Saudi Arabia on Thursday defended signing a letter along with 36 other nations in support of China’s policies in Xinjiang, where the UN says at least 1 million Uighurs and other Muslims have been detained.
China has been widely condemned for setting up detention complexes in remote Xinjiang. It describes them as “education training centers,” helping to stamp out extremism and give people new skills.
Last week, nearly two dozen nations at the UN Human Rights Council wrote a letter calling on China to halt it mass detention. In response, Saudi Arabia, Russia and 35 other states wrote a letter commending what they called China’s remarkable achievements in the field of human rights.

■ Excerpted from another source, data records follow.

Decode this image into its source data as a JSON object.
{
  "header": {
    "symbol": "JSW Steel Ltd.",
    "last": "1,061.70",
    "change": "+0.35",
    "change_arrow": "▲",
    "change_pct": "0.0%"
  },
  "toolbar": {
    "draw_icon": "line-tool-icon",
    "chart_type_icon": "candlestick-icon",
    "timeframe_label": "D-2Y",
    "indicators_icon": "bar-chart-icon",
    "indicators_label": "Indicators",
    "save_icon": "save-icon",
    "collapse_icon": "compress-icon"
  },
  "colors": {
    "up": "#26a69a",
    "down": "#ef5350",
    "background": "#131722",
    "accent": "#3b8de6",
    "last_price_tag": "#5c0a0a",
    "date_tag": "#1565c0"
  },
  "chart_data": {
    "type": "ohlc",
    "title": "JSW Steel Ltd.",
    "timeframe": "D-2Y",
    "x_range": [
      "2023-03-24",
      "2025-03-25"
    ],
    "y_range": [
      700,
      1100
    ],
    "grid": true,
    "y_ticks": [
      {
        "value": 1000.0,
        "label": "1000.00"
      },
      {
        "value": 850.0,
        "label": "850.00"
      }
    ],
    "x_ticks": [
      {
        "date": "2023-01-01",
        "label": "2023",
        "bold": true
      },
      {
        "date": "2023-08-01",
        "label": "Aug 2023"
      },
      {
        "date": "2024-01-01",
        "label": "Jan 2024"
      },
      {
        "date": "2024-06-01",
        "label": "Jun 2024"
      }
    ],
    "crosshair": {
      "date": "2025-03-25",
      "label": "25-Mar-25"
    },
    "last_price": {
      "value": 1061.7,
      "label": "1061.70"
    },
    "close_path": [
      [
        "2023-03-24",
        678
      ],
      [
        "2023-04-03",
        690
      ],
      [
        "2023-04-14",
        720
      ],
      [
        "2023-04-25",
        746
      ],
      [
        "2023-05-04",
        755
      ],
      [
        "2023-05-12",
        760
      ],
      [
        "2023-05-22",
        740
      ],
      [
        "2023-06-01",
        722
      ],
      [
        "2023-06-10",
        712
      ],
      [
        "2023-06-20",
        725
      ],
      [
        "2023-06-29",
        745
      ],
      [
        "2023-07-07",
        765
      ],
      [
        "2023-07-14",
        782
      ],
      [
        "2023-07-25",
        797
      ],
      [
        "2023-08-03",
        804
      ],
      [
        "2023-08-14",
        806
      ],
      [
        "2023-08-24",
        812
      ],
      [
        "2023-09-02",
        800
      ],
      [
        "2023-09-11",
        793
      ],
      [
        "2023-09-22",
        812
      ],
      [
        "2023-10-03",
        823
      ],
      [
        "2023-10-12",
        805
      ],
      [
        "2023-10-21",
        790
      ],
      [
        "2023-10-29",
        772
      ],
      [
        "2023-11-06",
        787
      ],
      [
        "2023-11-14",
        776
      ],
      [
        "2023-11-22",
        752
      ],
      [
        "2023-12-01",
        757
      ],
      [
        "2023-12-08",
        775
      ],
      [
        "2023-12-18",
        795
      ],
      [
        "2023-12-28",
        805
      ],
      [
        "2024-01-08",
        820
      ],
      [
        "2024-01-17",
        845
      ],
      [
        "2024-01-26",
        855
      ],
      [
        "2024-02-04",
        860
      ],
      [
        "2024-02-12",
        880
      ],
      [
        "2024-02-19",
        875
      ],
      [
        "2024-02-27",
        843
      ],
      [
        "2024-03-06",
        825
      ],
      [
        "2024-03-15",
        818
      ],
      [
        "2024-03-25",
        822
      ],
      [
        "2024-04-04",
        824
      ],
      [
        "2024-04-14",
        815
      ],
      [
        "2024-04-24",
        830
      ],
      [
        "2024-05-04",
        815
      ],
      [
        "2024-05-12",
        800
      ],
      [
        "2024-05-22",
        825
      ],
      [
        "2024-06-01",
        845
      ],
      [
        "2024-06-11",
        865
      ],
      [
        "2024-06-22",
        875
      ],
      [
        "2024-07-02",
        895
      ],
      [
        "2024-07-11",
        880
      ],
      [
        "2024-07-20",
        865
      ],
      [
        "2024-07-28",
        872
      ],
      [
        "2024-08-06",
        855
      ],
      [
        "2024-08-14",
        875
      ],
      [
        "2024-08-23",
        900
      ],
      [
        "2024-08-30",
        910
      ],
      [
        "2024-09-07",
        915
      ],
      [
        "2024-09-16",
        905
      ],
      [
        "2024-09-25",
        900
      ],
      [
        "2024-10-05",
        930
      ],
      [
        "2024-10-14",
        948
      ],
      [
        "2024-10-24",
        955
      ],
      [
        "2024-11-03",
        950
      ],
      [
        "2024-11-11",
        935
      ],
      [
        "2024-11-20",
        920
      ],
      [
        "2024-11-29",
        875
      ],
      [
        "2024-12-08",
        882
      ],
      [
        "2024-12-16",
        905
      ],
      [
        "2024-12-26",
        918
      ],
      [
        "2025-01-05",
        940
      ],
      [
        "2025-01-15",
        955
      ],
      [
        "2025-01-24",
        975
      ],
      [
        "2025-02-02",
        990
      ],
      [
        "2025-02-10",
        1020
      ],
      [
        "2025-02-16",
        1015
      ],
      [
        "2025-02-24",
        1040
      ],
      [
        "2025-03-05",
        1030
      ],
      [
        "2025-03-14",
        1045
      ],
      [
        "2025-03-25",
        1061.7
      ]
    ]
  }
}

When asked about Saudi Arabia’s support for the letter, Saudi Arabian Ambassador to the UN Abdallah al-Mouallimi told reporters in New York that the “letter talks about China’s developmental work, that’s all it talks about, it does not address anything else.”
“Nobody can be more concerned about the status of Muslims anywhere in the world than Saudi Arabia,” he said. “What we have said in that letter is that we support the developmental policies of China that have lifted people out of poverty.”
A copy of the letter said security had returned to Xinjiang and the fundamental human rights of people of all ethnic groups there had been safeguarded.
“Faced with the grave challenge of terrorism and extremism, China has undertaken a series of counterterrorism and deradicalisation measures in Xinjiang, including setting up vocational education and training centres,” the letter says.
Human Rights Watch UN director Louis Charbonneau said al-Mouallimi’s characterization of the letter was “a slap in the face of Muslims being persecuted in China, inaccurate to the point of absurdity.”